The IBM WebShpere Voice Toolkit V4.2 can seamlessly integrate with the IBM WebSphere Studio visual development environment. Its components include a VoiceXML editor, grammar editor, pronunciation builder, CCXML editor, a lot of grammar libraries and Natural Language Understanding (NLU) model tools that help developers classify data for the generation of several statistical models, and also allow multiple developers to simultaneously work with the same set of data. The IBM WebShpere Voice Toolkit V4.2 also provides a telephony simulator used in development and testing.

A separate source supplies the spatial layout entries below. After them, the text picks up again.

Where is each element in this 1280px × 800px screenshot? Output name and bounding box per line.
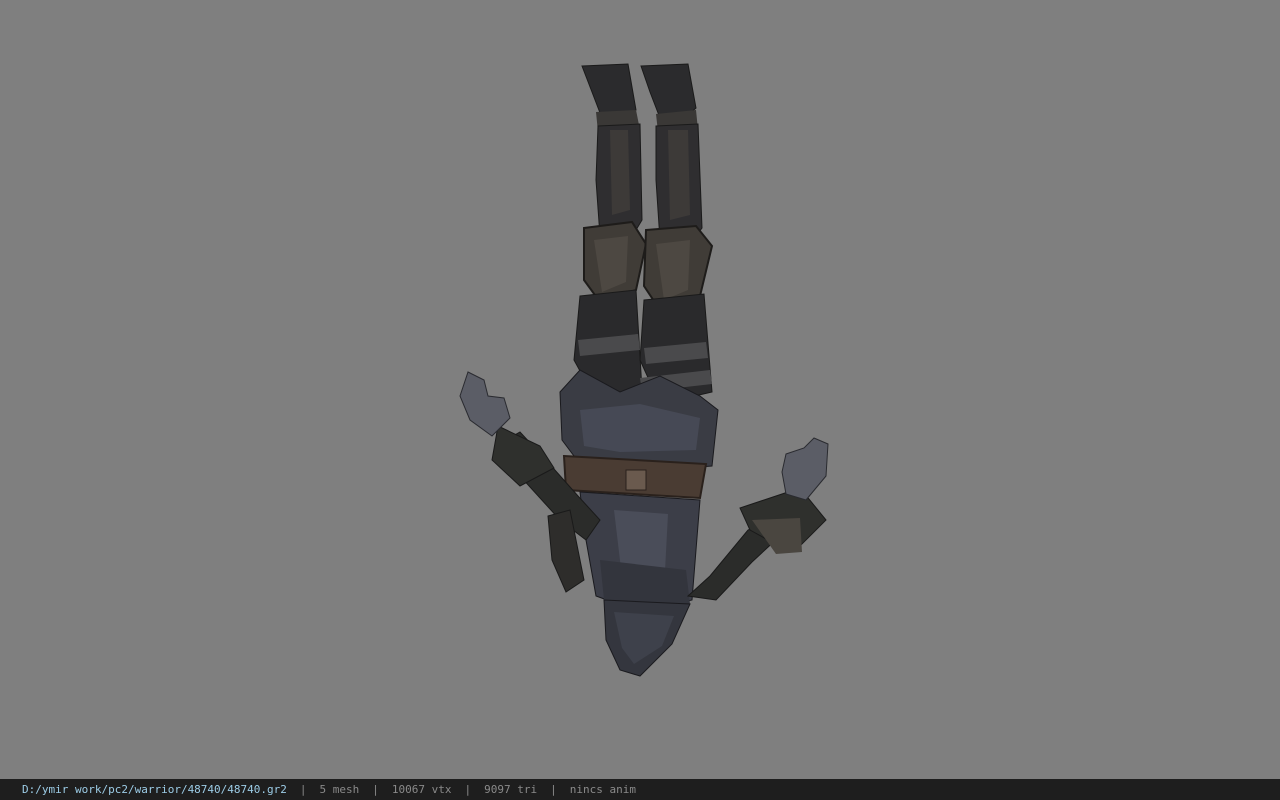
file-path: D:/ymir work/pc2/warrior/48740/48740.gr2: [22, 783, 287, 796]
status-bar: D:/ymir work/pc2/warrior/48740/48740.gr2…: [0, 779, 1280, 800]
hood: [603, 599, 691, 677]
separator: |: [372, 783, 379, 796]
mesh-count: 5 mesh: [319, 783, 360, 796]
separator: |: [299, 783, 307, 796]
left-shin: [595, 123, 643, 241]
left-hand: [459, 371, 511, 437]
character-model: [459, 63, 829, 677]
separator: |: [464, 783, 472, 796]
belt: [562, 454, 708, 500]
animation-status: nincs anim: [569, 783, 636, 796]
triangle-count: 9097 tri: [484, 783, 538, 796]
right-arm: [686, 487, 827, 601]
left-boot: [581, 63, 640, 132]
vertex-count: 10067 vtx: [391, 783, 452, 796]
right-boot: [640, 63, 698, 132]
separator: |: [550, 783, 557, 796]
right-hand: [781, 437, 829, 501]
torso: [579, 491, 701, 613]
3d-viewport[interactable]: [0, 0, 1280, 779]
left-knee-guard: [583, 220, 648, 304]
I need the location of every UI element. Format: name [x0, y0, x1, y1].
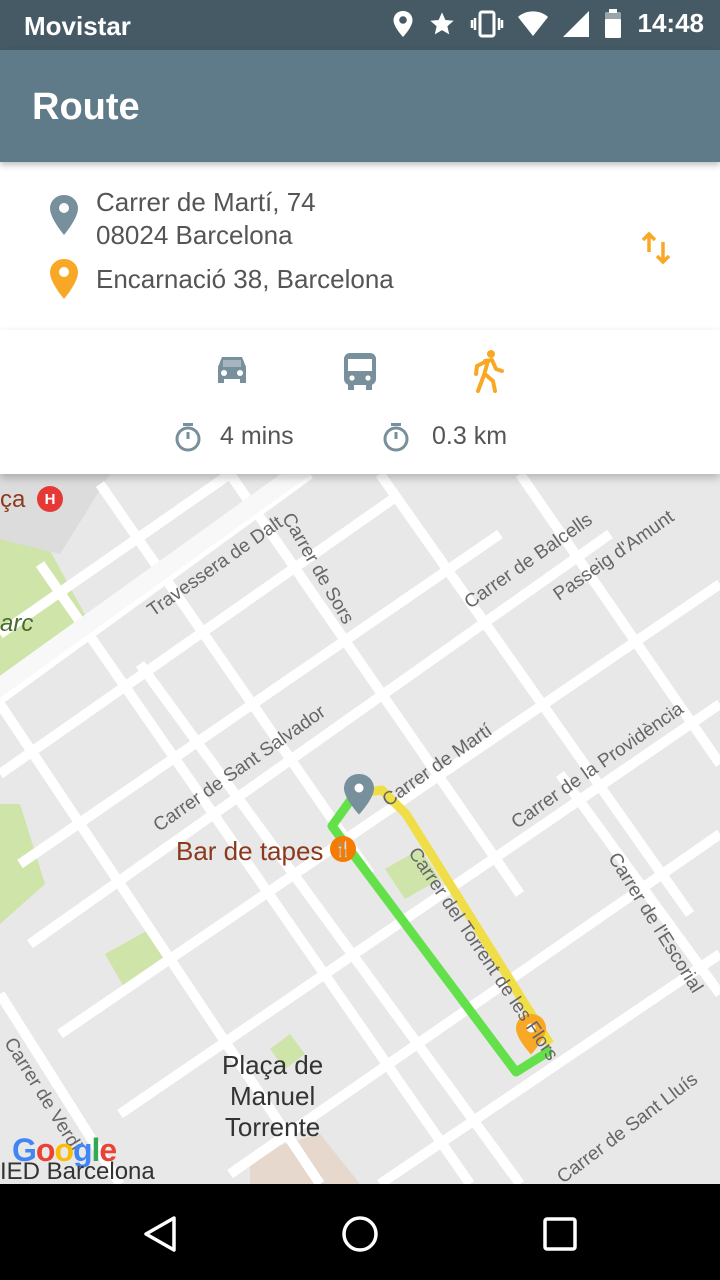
- origin-address[interactable]: Carrer de Martí, 74 08024 Barcelona: [96, 186, 316, 252]
- app-bar: Route: [0, 50, 720, 162]
- location-icon: [393, 10, 412, 37]
- poi-bar-label[interactable]: Bar de tapes: [176, 836, 323, 867]
- wifi-icon: [517, 10, 548, 36]
- park-label: arc: [0, 610, 34, 637]
- star-icon: [429, 11, 454, 34]
- mode-car-button[interactable]: [206, 348, 258, 394]
- origin-street: Carrer de Martí, 74: [96, 187, 316, 217]
- map-view[interactable]: Travessera de Dalt Carrer de Sors Carrer…: [0, 474, 720, 1184]
- car-icon: [218, 357, 246, 383]
- swap-vertical-icon: [641, 231, 671, 265]
- place-label: Plaça de Manuel Torrente: [222, 1050, 324, 1142]
- hospital-icon[interactable]: H: [37, 486, 63, 512]
- map-edge-label: ça: [0, 486, 26, 513]
- mode-bus-button[interactable]: [334, 348, 386, 394]
- transport-mode-card: 4 mins 0.3 km: [0, 330, 720, 474]
- back-button[interactable]: [138, 1212, 182, 1256]
- distance-timer-icon: [383, 423, 409, 452]
- route-distance: 0.3 km: [432, 422, 508, 450]
- recents-icon: [543, 1217, 577, 1251]
- bus-icon: [344, 353, 376, 390]
- mode-walk-button[interactable]: [462, 348, 514, 394]
- map-edge-label-bottom: IED Barcelona: [0, 1158, 155, 1184]
- back-icon: [144, 1216, 176, 1252]
- swap-button[interactable]: [634, 226, 678, 270]
- signal-icon: [562, 10, 589, 37]
- origin-pin-icon: [50, 195, 78, 235]
- address-card: Carrer de Martí, 74 08024 Barcelona Enca…: [0, 162, 720, 326]
- status-time: 14:48: [637, 8, 705, 38]
- navigation-bar: [0, 1184, 720, 1280]
- battery-icon: [604, 8, 621, 38]
- walk-icon: [474, 350, 504, 393]
- home-icon: [342, 1216, 378, 1252]
- destination-address[interactable]: Encarnació 38, Barcelona: [96, 263, 394, 296]
- status-bar: Movistar 14:48: [0, 0, 720, 50]
- carrier-name: Movistar: [24, 11, 131, 41]
- map-canvas[interactable]: [0, 474, 720, 1184]
- origin-city: 08024 Barcelona: [96, 220, 293, 250]
- timer-icon: [175, 423, 201, 452]
- street-network: [0, 474, 720, 1184]
- status-icons: 14:48: [392, 8, 705, 39]
- home-button[interactable]: [338, 1212, 382, 1256]
- page-title: Route: [32, 86, 140, 128]
- destination-pin-icon: [50, 259, 78, 299]
- restaurant-icon[interactable]: 🍴: [330, 836, 356, 862]
- route-duration: 4 mins: [220, 422, 294, 450]
- recents-button[interactable]: [538, 1212, 582, 1256]
- vibrate-icon: [470, 10, 503, 37]
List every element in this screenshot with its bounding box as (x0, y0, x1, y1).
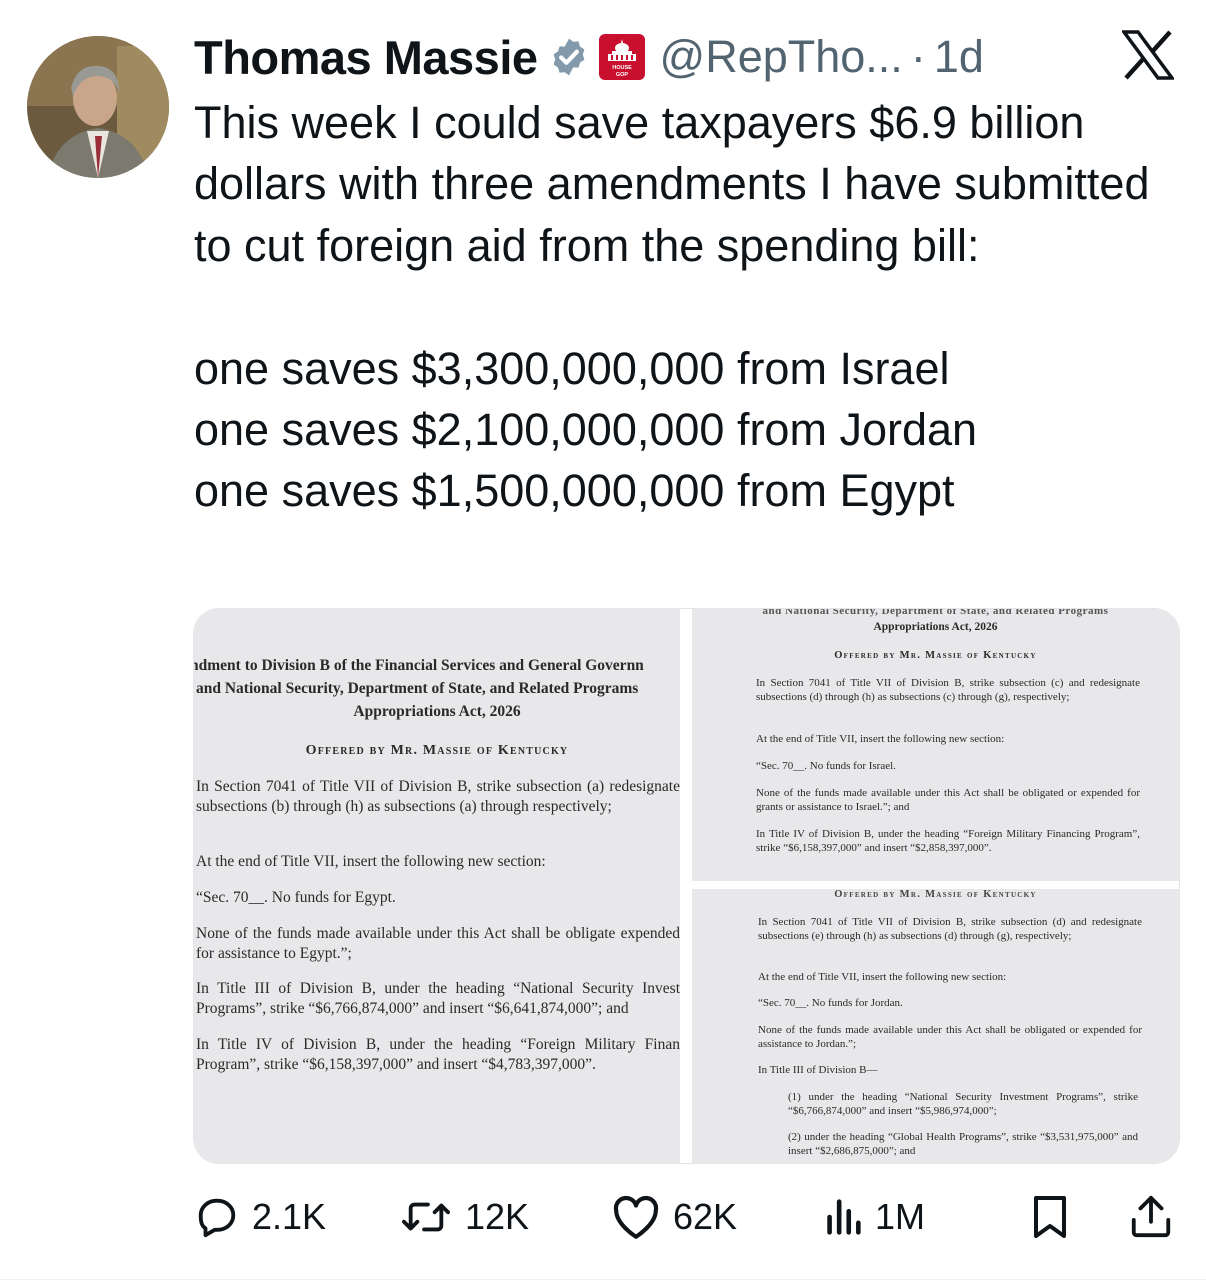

Telephony Interface—Hardware and Software
For connectivity into the enterprise telephony infrastructure and call-control functionality, both IBM WebShpere Voice Server and MS Speech Server need the telephony interface of software and hardware. Intel Corp. and Intervoice Inc. provide a Telephony Interface Manager (TIM) that supports Microsoft Speech Server, which is a required component for any MS Speech Server voice-only solution. The TIM works in conjunction with the MS Speech Server, providing management and control over Intel Dialogic telephony resources. Using Call Manager software, developers can focus on speech application design and flow independent of the underlying telephony infrastructure. Also, the TIM is software that provides fast and easy integration of the speech server with the Intel NetStructure voice boards, enabling deployment of robust speech processing applications. Please note that multimodal applications do not require a TIM. The Intel version TIM is known as Intel NetMerge Call Manager.
Currently, the Intel Call Manager and Intervoice TIM support Intel Dialogic D41JCT, DM/V480, and DM/V960 telephony hardware ranging from 4 ports to 96 ports working with MS Speech Server.
The IBM WebSphere Voice Server provides software, telephony, and media component, used to manage the telephony interface. The IBM Voice Server also provides a set of C API used to integrate speech into a telephony platform. The IBM WebSphere Voice Server for Multiplatforms V4.2 can connect many telephony platforms, including WebSphere Voice Response (formerly IBM DirectTalk), Intel Dialogic voice boards, Cisco and Siemens HiPath VoIP Gateway, and Voice Server Speech Technologies for Windows and Linux. For VoIP, you need to install the H.323 telephony component in the voice server.
The IBM WebSphere Voice Server is scalable, starting from basic analog telephony boards to high-density digital solutions with a T1/E1 interface, including Intel Dialogic D/120JCT, D/240JCT, D/480JCT, D/300JCT, and D600JCT. When integrating with IBM DirectTalk, it also provides support for CAS, ISDN, and SS7 signaling connections. The Cisco 2600 Gateway with 2T1 or E1 is supported by the voice server.